Lottery News

UK National Lottery operator Camelot has launched an industry-first augmented reality scratchcard this week in partnership with technology developer Blippar.

The new £2 scratchcard involves players downloading Blippar's free app onto their smartphone, with which they can 'blip' the scratchcard.  

The smartphone will then show a 3D winter scene and give players the chance to play a free game, enter a prize draw to win £1,000 in shopping vouchers, and read about ways to give scratchcards as Christmas gifts.

Martyn Baxter, head of instants at Camelot, said: “We are really excited to be teaming up with Blippar to enhance our Christmas scratchcard range – and to be the first lottery in the world to use augmented reality on our products.

"Christmas is always a busy time for The National Lottery and, in recent years, our players have really embraced giving Scratchcards as gifts to their adult friends and family – for example, by including them in festive cards, or using Scratchcards instead of chocolates in advent calendars. The Blippar experience is just another fun extra – giving players a free game and the chance to win £1,000 in shopping vouchers, just in time for Christmas.”

Jonathan Barrowman, commercial director at Blippar, noted that “over 70 per cent of adults play The National Lottery – greater reach than any FMCG (fast-moving consumer goods) brand in the UK – so it makes sense to partner with Camelot.

“We hope National Lottery Scratchcard players enjoy 'blipping' – which allows you to see the world through a different lens and unlock fun, interactive content on familiar, physical items. The 'blippable' Scratchcards are a great example of how brands can create impact during the cluttered festive season.”

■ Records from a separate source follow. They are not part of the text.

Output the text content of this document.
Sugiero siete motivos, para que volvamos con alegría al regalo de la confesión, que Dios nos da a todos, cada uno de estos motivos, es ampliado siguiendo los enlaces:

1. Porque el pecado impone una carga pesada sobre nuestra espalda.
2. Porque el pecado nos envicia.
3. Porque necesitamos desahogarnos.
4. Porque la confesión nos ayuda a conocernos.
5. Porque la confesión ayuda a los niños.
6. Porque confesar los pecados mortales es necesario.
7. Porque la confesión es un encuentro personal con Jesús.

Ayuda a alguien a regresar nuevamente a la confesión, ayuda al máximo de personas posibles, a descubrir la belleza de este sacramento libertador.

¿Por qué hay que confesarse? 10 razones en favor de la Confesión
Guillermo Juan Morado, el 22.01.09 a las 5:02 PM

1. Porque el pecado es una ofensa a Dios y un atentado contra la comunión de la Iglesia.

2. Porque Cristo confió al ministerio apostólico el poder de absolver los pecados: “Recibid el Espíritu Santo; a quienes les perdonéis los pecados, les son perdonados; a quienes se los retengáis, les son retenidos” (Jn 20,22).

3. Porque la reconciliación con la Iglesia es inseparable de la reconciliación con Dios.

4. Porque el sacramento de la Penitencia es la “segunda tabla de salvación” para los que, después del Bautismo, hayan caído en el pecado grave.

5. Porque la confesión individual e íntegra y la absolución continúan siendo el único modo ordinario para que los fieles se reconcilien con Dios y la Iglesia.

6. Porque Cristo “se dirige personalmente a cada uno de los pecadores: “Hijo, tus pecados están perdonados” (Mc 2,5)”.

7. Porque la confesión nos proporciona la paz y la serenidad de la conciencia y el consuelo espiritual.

It is Blippar's second partnership with a gambling company, after it partnered Paddy Power in 2012 ahead of the European football championships. The operator launched an app that let users scan a £10 note to see an animation of Queen Elizabeth cheering the English football team. 

However, the Bank of England claimed that by using currency Paddy Power had broken the law, and while the operator cast doubt on the allegation, it removed the app after the conclusion of the tournament.